# MaXimize your aquarium Light With Reflectors



## Diana (Jan 14, 2010)

Now to test different materials to see which really increase the PAR near the substrate the best. White paint? Metalic paint? Mylar? Aluminum? Stainless steel? 

The shape of the reflector is important, too. If the foil gets wrinkled in placing it, the light is still scattered. A nice parabolic curve that reflects the light down into the tank is best. A way to redirect the light that hits the reflector directly above the bulb would help, too. Light that just hits the bulb again is not too effective in growing plants.


----------



## izabella87 (Apr 21, 2012)

You are like an engineer  thanks for adding some info !!


----------



## GeToChKn (Apr 15, 2011)

I use aluminum foil tape from the buck store for all my fixtures.


----------



## yigitoglu (May 20, 2012)

ever tried mirror?


----------



## CL (Mar 13, 2008)

yigitoglu said:


> ever tried mirror?


Hoppy did some tests with aluminum foil, mirrors and white paint a few years ago. If I recall correctly the shiny side of aluminum foil was one of the top performers, if not number one, with regards to DIY reflectors. The problem with mirrors is that they reflect a lot of the light straight back at the bulb (restrike)


----------



## Optix (May 31, 2011)

Diana said:


> Now to test different materials to see which really increase the PAR near the substrate the best. White paint? Metalic paint? Mylar? Aluminum? Stainless steel?
> 
> The shape of the reflector is important, too. If the foil gets wrinkled in placing it, the light is still scattered. A nice parabolic curve that reflects the light down into the tank is best. A way to redirect the light that hits the reflector directly above the bulb would help, too. Light that just hits the bulb again is not too effective in growing plants.

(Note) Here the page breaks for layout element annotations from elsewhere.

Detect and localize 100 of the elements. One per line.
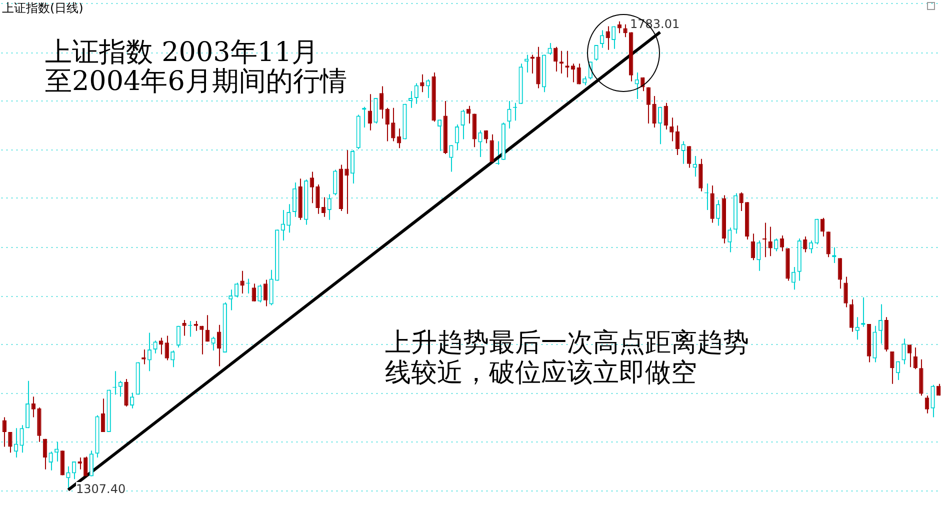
candlestick	[460, 109, 465, 140]
candlestick	[924, 395, 930, 414]
candlestick	[48, 451, 53, 471]
candlestick	[176, 325, 181, 348]
candlestick	[158, 337, 164, 355]
candlestick	[675, 125, 680, 156]
candlestick	[646, 86, 651, 124]
candlestick	[164, 335, 169, 361]
candlestick	[826, 231, 830, 258]
candlestick	[728, 227, 732, 253]
candlestick	[147, 332, 152, 372]
annotation: 上证指数 2003年11月	[45, 37, 319, 68]
candlestick	[524, 54, 529, 73]
candlestick	[130, 392, 134, 409]
candlestick	[681, 140, 686, 164]
candlestick	[844, 276, 848, 308]
candlestick	[118, 380, 123, 398]
candlestick	[391, 107, 396, 142]
candlestick	[692, 155, 697, 178]
candlestick	[292, 182, 297, 218]
chart-title: 上证指数(日线)	[2, 0, 84, 17]
candlestick	[808, 240, 814, 254]
candlestick	[814, 218, 819, 245]
candlestick	[379, 86, 384, 120]
candlestick	[838, 258, 842, 290]
candlestick	[576, 63, 581, 85]
candlestick	[89, 450, 94, 477]
candlestick	[472, 113, 476, 148]
candlestick	[211, 336, 216, 351]
candlestick	[849, 298, 854, 332]
candlestick	[42, 438, 48, 470]
candlestick	[855, 316, 860, 340]
candlestick	[890, 350, 894, 384]
candlestick	[658, 106, 662, 145]
candlestick	[454, 124, 460, 151]
candlestick	[263, 279, 268, 307]
candlestick	[902, 338, 906, 365]
candlestick	[252, 283, 256, 302]
candlestick	[258, 284, 262, 303]
candlestick	[606, 26, 610, 50]
candlestick	[374, 98, 378, 124]
candlestick	[72, 460, 76, 480]
candlestick	[716, 200, 720, 226]
candlestick	[321, 196, 326, 218]
candlestick	[66, 466, 70, 490]
candlestick	[490, 134, 494, 164]
candlestick	[327, 194, 332, 220]
candlestick	[670, 117, 674, 142]
candlestick	[124, 378, 128, 407]
candlestick	[652, 96, 656, 128]
candlestick	[217, 324, 222, 367]
candlestick	[484, 130, 488, 144]
candlestick	[930, 384, 935, 418]
candlestick	[84, 456, 88, 477]
candlestick	[803, 236, 808, 253]
candlestick	[2, 416, 6, 448]
candlestick	[31, 396, 36, 418]
candlestick	[634, 72, 639, 100]
candlestick	[739, 192, 744, 212]
candlestick	[170, 350, 175, 368]
candlestick	[333, 169, 338, 196]
candlestick	[385, 107, 390, 142]
candlestick	[600, 30, 604, 48]
candlestick	[756, 240, 761, 272]
candlestick	[780, 235, 784, 252]
candlestick	[774, 238, 778, 252]
candlestick	[710, 184, 714, 224]
candlestick	[570, 63, 576, 83]
candlestick	[449, 144, 454, 172]
candlestick	[286, 204, 291, 234]
candlestick	[617, 20, 622, 34]
annotation: 至2004年6月期间的行情	[45, 66, 347, 97]
candlestick	[548, 42, 552, 56]
candlestick	[664, 102, 668, 130]
candlestick	[762, 222, 767, 258]
candlestick	[316, 184, 320, 214]
annotation: 1307.40	[76, 482, 126, 496]
candlestick	[8, 432, 12, 454]
candlestick	[350, 150, 355, 184]
candlestick	[750, 233, 756, 261]
candlestick	[310, 171, 314, 204]
candlestick	[269, 269, 274, 306]
candlestick	[234, 282, 239, 298]
candlestick	[344, 150, 349, 214]
candlestick	[153, 340, 158, 354]
candlestick	[623, 24, 628, 38]
candlestick	[414, 82, 418, 104]
candlestick	[698, 158, 703, 192]
candlestick	[240, 270, 244, 294]
candlestick	[438, 119, 442, 152]
candlestick	[908, 344, 912, 368]
candlestick	[408, 90, 413, 108]
candlestick	[20, 424, 24, 454]
candlestick	[54, 441, 59, 462]
candlestick	[228, 289, 233, 311]
candlestick	[594, 44, 598, 62]
candlestick	[768, 226, 772, 257]
candlestick	[612, 26, 616, 50]
candlestick	[687, 146, 692, 168]
candlestick	[200, 325, 204, 355]
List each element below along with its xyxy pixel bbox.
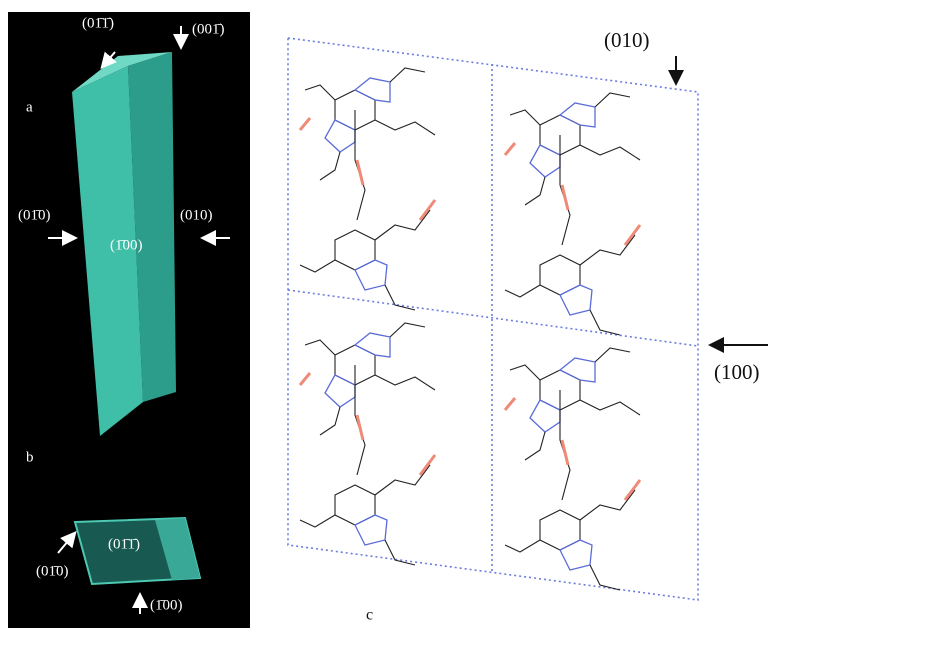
arrow [57,530,77,554]
direction-label: (010) [604,28,650,52]
unit-cell [287,37,699,601]
molecule [503,346,642,592]
face-label: (1̄00) [150,597,183,613]
face-label: (01̄1̄) [82,15,114,31]
face-label: (01̄0) [18,207,51,223]
unit-cell [287,289,699,347]
face-label: (01̄0) [36,563,69,579]
crystal-front [72,66,143,436]
crystal-top [72,52,172,92]
face-label: (010) [180,207,213,223]
molecule [298,321,437,567]
crystal-side [128,52,176,402]
arrow [100,51,117,70]
crystal-b-side [155,518,200,580]
molecule [298,66,437,312]
panel-label: a [26,99,33,115]
face-label: (01̄1̄) [108,536,140,552]
panel-label: b [26,449,34,465]
panel-label: c [366,607,373,624]
face-label: (1̄00) [110,237,143,253]
direction-label: (100) [714,360,760,384]
face-label: (001̄) [192,21,225,37]
molecule [503,91,642,337]
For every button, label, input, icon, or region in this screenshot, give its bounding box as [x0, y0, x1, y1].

and if I remember correctly...straight bends actually out perform the curve

theoretically, a curve is ideal for a single "point source" of lighting

but since we [usually] have multiple bulbs and the are infinitely thicker than a single point source...the straight bends work best with [IIRC] 7 being the optimal number

but for our DIY stuff...2-45d (or 135d depending on how you look at it) bends works well


----------